Why Smart Investors Fell For It
By now you’re thinking, “Who in their right mind invests in that?” But consider the context:
- FOMO Noir: Nobody wants to miss “the next Bored Ape.”
- Tech Mirage: Blockchains and smart contracts sound so futuristic, it tricks people into thinking they’re infallible.
- Social Proof: When 250,000 TikTok followers see green-screen success stories, even skeptics lean in.
- Complexity Overload: The average person can’t vet a smart contract’s code. If it looks official, they assume it is official.
And let’s not forget, early crypto adopters did make fortunes out of thin air. Why wouldn’t they believe the same playbook could work for NFTs, especially with a “billionaire” spokesperson?
The Human Cost of Digital Art Scams
Beyond lost capital, these scams erode trust in the entire Web3 ecosystem.
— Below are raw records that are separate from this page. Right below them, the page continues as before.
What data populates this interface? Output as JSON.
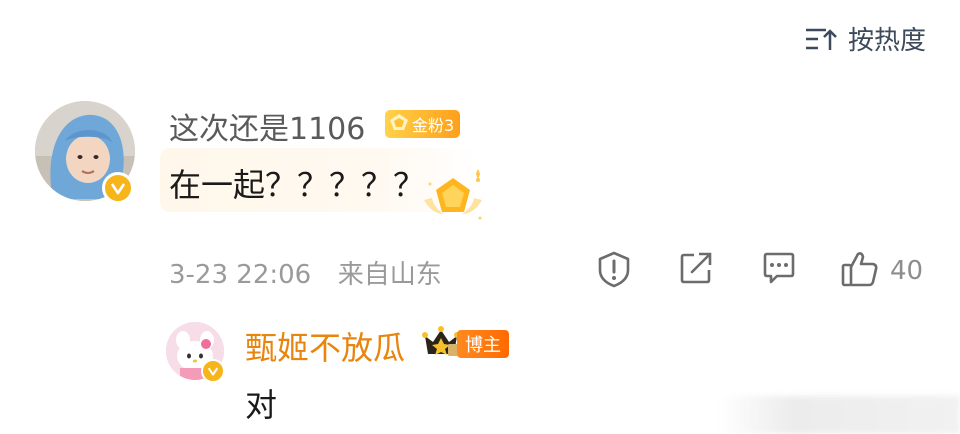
{
  "sort": {
    "label": "按热度",
    "icon": "sort-icon"
  },
  "comment": {
    "username": "这次还是1106",
    "fan_badge": "金粉3",
    "text": "在一起？？？？？",
    "date": "3-23 22:06",
    "location": "来自山东",
    "like_count": "40",
    "verified_icon": "verified-icon",
    "colors": {
      "fan_badge": "#ffb21f",
      "verified": "#f6b51a"
    }
  },
  "reply": {
    "username": "甄姬不放瓜",
    "role_badge": "博主",
    "text": "对",
    "colors": {
      "name": "#e8850e",
      "role_badge": "#ff7a10"
    }
  },
  "actions": {
    "report_icon": "report-shield-icon",
    "share_icon": "share-icon",
    "comment_icon": "comment-icon",
    "like_icon": "thumbs-up-icon"
  }
}
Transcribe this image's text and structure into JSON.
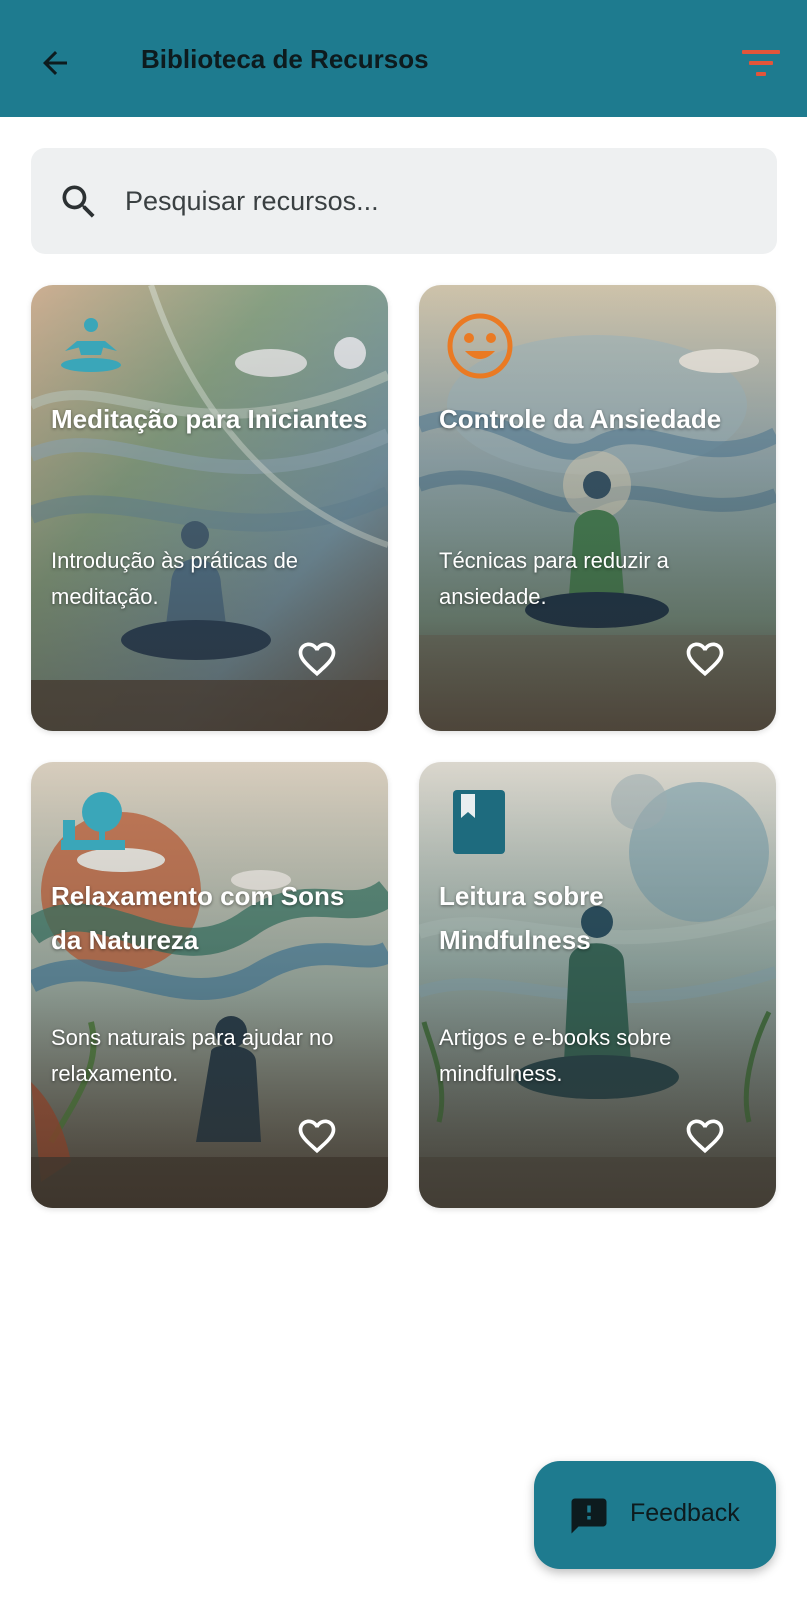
{
  "header": {
    "title": "Biblioteca de Recursos",
    "back_icon": "arrow-back-icon",
    "filter_icon": "filter-icon",
    "filter_color": "#e2553a"
  },
  "search": {
    "placeholder": "Pesquisar recursos...",
    "value": "",
    "icon": "search-icon"
  },
  "resources": [
    {
      "title": "Meditação para Iniciantes",
      "description": "Introdução às práticas de meditação.",
      "icon": "meditation-person-icon",
      "favorite": false
    },
    {
      "title": "Controle da Ansiedade",
      "description": "Técnicas para reduzir a ansiedade.",
      "icon": "smiley-face-icon",
      "favorite": false
    },
    {
      "title": "Relaxamento com Sons da Natureza",
      "description": "Sons naturais para ajudar no relaxamento.",
      "icon": "nature-tree-icon",
      "favorite": false
    },
    {
      "title": "Leitura sobre Mindfulness",
      "description": "Artigos e e-books sobre mindfulness.",
      "icon": "book-icon",
      "favorite": false
    }
  ],
  "fab": {
    "label": "Feedback",
    "icon": "feedback-icon"
  },
  "colors": {
    "primary": "#1e7b8f",
    "search_bg": "#eef0f1",
    "accent_orange": "#ea7a23"
  }
}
Victims often:
- Suffer anxiety over financial ruin.
- Feel embarrassed for falling for the hype.
- Lose faith in legitimate creators who play by the rules.
Plus, the ripple effect hits honest NFT artists. They now battle increased scrutiny and skepticism from collectors burned by bad actors.
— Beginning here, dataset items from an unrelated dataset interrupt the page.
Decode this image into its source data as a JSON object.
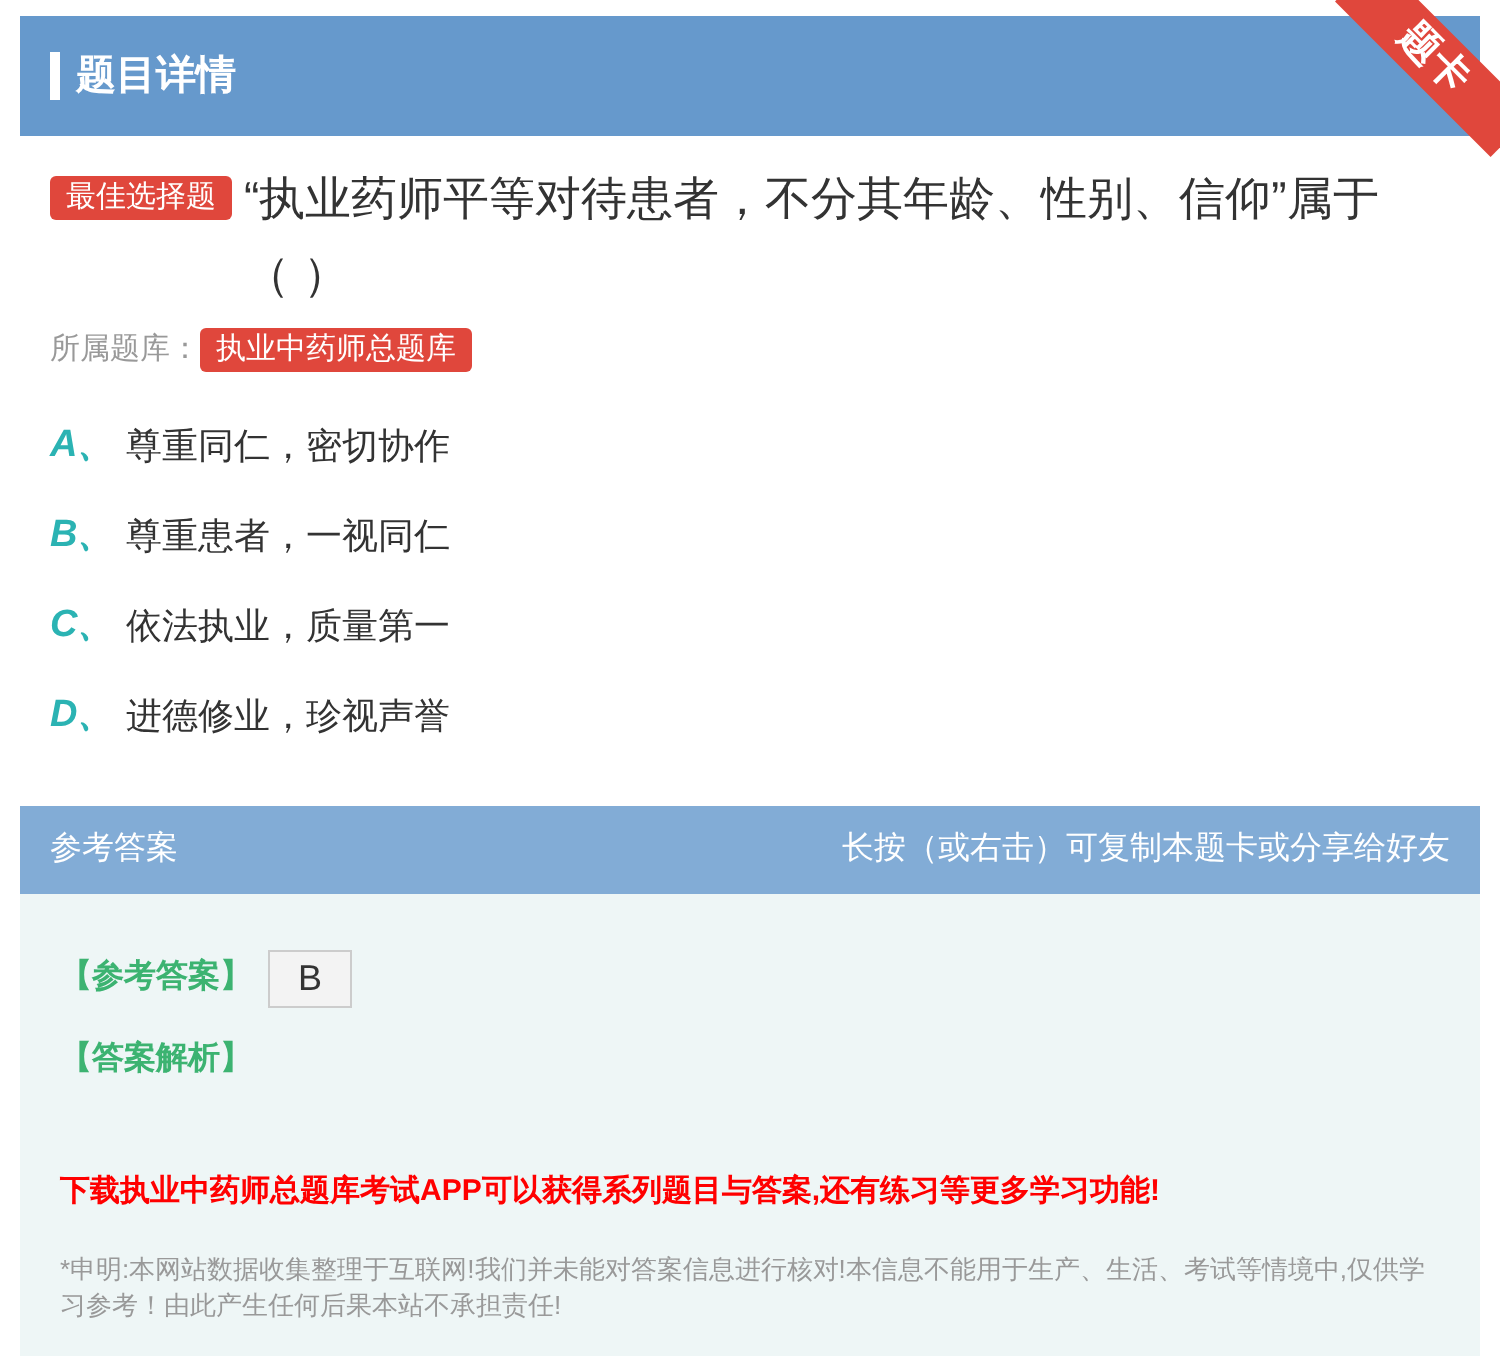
{
  "header": {
    "title": "题目详情",
    "ribbon": "题卡"
  },
  "question": {
    "type_badge": "最佳选择题",
    "text": "“执业药师平等对待患者，不分其年龄、性别、信仰”属于（ ）",
    "bank_label": "所属题库：",
    "bank": "执业中药师总题库"
  },
  "options": [
    {
      "letter": "A、",
      "text": "尊重同仁，密切协作"
    },
    {
      "letter": "B、",
      "text": "尊重患者，一视同仁"
    },
    {
      "letter": "C、",
      "text": "依法执业，质量第一"
    },
    {
      "letter": "D、",
      "text": "进德修业，珍视声誉"
    }
  ],
  "answer_panel": {
    "title": "参考答案",
    "hint": "长按（或右击）可复制本题卡或分享给好友",
    "answer_label": "【参考答案】",
    "answer": "B",
    "analysis_label": "【答案解析】",
    "promo": "下载执业中药师总题库考试APP可以获得系列题目与答案,还有练习等更多学习功能!",
    "disclaimer": "*申明:本网站数据收集整理于互联网!我们并未能对答案信息进行核对!本信息不能用于生产、生活、考试等情境中,仅供学习参考！由此产生任何后果本站不承担责任!"
  }
}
Lessons Learned (Too Late for Some)
If you’re still tempted by NFT golden promises, here are a few hard-earned takeaways:
- Do Your Own Research (DYOR): Don’t trust flashy marketing. Read the whitepaper. Check the smart contract code.
- Verify Identities: Anonymous teams are a red flag, not cool crypto mystique.
- Start Small: Never invest more than you can afford to lose.
- Watch Withdrawal Patterns: If creators offload their tokens en masse, run.
- Seek Third-Party Audits: Legit projects often pay security firms to audit their smart contracts.
At the end of the day, decentralization sounds empowering—but it can also empower scammers.
My Two Cents: Opinions From the Sidelines
Alright, let me get off the bleachers and into the ring. Here’s what I really think:
- Crypto Needs Accountability
The “wild west” charm of blockchain is wearing thin. If we want mainstream adoption, we need stronger oversight and transparent leadership. Otherwise, reputable platforms will continue hemorrhaging users. - Influencer Culture Is Toxic
Why are we so quick to elevate internet personalities to guru status? Whether it’s TikTok, YouTube, or Substack, the allure of “follow me to riches” needs a reality check. Influence should come with responsibility, not just reach. - Victims Deserve Better
Whenever there’s a major rug pull, the calls for restitution echo into the void. We need industry-wide funds or insurance mechanisms to reimburse defrauded investors. Otherwise, bad actors get away scot-free. - Blockchain Literacy Is Key
Education can’t just be TikTok shorts. We need accessible courses, community workshops, even mandatory disclaimers on NFT marketplaces: “Warning: You could lose everything.”
What’s Next for Mayo, Gabe, and the NFT World?
With federal charges looming, Mayo and Hay’s fate rests in the courtroom. If convicted, they could face serious prison time—and their case could set a landmark precedent for NFT regulation. Imagine a world where minting a fraudulent NFT carries tangible legal consequences. Investors might finally breathe easier.
For the blockchain community, this trial is a crucible. Will it usher in an era of credibility and consumer protection? Or will regulators double-down on skepticism and hamper innovation? Personally, I’m betting on a middle ground: more checks and balances without stifling the creativity that makes NFTs exciting.
Closing Thoughts
The $22 million NFT scam is a cautionary tale writ large in code and JPEGs. Gavin Mayo’s rise and alleged fall underscore the pitfalls of unchecked hype, online anonymity, and influencer worship. If you learned anything here, let it be this: digital art may be “stored forever” on the blockchain, but your investment isn’t. Stay curious, stay skeptical, and for heaven’s sake, don’t hand your life savings to the next “youngest billionaire” who promises to buy you a village.
Because in the end, the only thing more volatile than crypto prices is the integrity of the people trading it. And alas, not everyone is here for the art. Some are just here for the exit.